This is an interesting question and one that my answer has recently significantly changed direction by approximately 180 degrees. There was a number of reasons why I never believed that PHP was a particularly good choice of language for building web ‘applications’.
Firstly, my chosen career suggests that I ought to be using Java J2EE for developing web applications. But Java J2EE makes things quite complicated, sometimes over complicated. It’s very flexible of course, but it’s heavy on resources (needs oodles of memory!) and heavy on development time, heavy on deployment time.
Then there’s ASP.Net, which I’m really very enamoured with, and still to this day really like. Except it only runs well on a Windows platform (don’t get me started on trying to setup Mono in a web environment! The instructions aren’t clear, generally don’t match reality and when you’re faced with ‘sigsegv’ or ‘libc does not support TLS’ even though you’ve installed the RedHat 9 RPM’s onto a stock Redhat 9 system you get a bit downhearted). Where was I? Ah yes, ASP.Net is a great choice for large web applications. But it can be expensive to keep up with, because the latest and greatest features are added to the latest and greatest IDE. The constant upgrade treadmill for the development environment becomes tedious and costs a lot of money.
Which brings me to PHP. In particular, PHP with the Smarty Template Engine and VS.PHP. In my opinion it provides most of the flexibility of J2EE and ASP.Net without the upgrade treadmill costs, or the complex web.xml deployment descriptors. Admittedly, using VS.PHP does require a copy of Visual Studio.Net, but it works just as well on VS.Net 2002 as it does on VS.Net 2003. I can only assume at this point that it’ll continue to work VS.Net 2002 for the foreseeable future, and I’ll be petitioning the authors accordingly since that’s the version I have.
Using Smarty for web development really brings PHP into the prime time. It provides business logic from display logic seperation which has long been lacking in PHP. Not that it forces you to – you do have to be disciplined about it, but then the same is true of both JSP and ASPX. You seperate out your templates from your PHP classes, and use simple template variable substitutions for including dynamic data.
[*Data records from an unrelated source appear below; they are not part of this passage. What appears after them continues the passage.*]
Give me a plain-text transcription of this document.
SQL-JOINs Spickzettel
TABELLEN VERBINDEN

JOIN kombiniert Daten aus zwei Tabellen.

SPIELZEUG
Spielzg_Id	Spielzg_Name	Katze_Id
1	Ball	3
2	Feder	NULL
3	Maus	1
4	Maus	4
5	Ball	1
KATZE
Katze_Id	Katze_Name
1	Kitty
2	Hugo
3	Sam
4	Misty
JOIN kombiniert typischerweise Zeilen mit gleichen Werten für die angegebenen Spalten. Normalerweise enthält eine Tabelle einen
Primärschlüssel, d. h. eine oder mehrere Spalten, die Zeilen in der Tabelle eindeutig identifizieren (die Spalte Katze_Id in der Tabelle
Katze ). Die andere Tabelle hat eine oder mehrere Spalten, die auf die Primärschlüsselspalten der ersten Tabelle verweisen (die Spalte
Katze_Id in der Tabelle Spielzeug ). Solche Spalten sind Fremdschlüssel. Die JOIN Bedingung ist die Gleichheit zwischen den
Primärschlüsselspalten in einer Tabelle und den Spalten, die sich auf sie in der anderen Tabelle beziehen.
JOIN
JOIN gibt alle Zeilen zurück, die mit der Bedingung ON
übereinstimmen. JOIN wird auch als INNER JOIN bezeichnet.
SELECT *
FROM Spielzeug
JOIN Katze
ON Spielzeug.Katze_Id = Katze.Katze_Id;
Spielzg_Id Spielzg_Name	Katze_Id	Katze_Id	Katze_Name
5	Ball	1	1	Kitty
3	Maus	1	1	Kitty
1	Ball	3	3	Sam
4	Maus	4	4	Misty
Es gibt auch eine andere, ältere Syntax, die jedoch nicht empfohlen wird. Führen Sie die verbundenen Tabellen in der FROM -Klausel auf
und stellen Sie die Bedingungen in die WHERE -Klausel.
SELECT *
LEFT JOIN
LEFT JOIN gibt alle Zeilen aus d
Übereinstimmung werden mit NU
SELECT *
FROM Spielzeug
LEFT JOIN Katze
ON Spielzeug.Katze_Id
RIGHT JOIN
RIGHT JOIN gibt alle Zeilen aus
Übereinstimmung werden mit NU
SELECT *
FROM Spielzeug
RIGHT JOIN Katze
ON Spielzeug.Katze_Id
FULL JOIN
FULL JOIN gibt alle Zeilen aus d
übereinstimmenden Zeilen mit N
The whole development cycle is very rapid, from design, to deployment with the VS.PHP FTP deployment tool. Page execution is extremely fast, particularly if the programmer makes efficient use of the very easy to understand Smarty caching mechanism. The caching mechanism of Smarty is very easy to setup, very easy to program for, and provides some significant performance gains for your pages. It’s significantly easier to program for than the ASPX caching mechanism.
If you’re looking for speed of development, speed of deployment and speed of execution, you’d be hard pushed to find a better alternative than PHP Smarty and the VS.PHP product. I’ve only really just touched on the very edge of this subject – I suspect I will update this with some more meaningful comparisons later.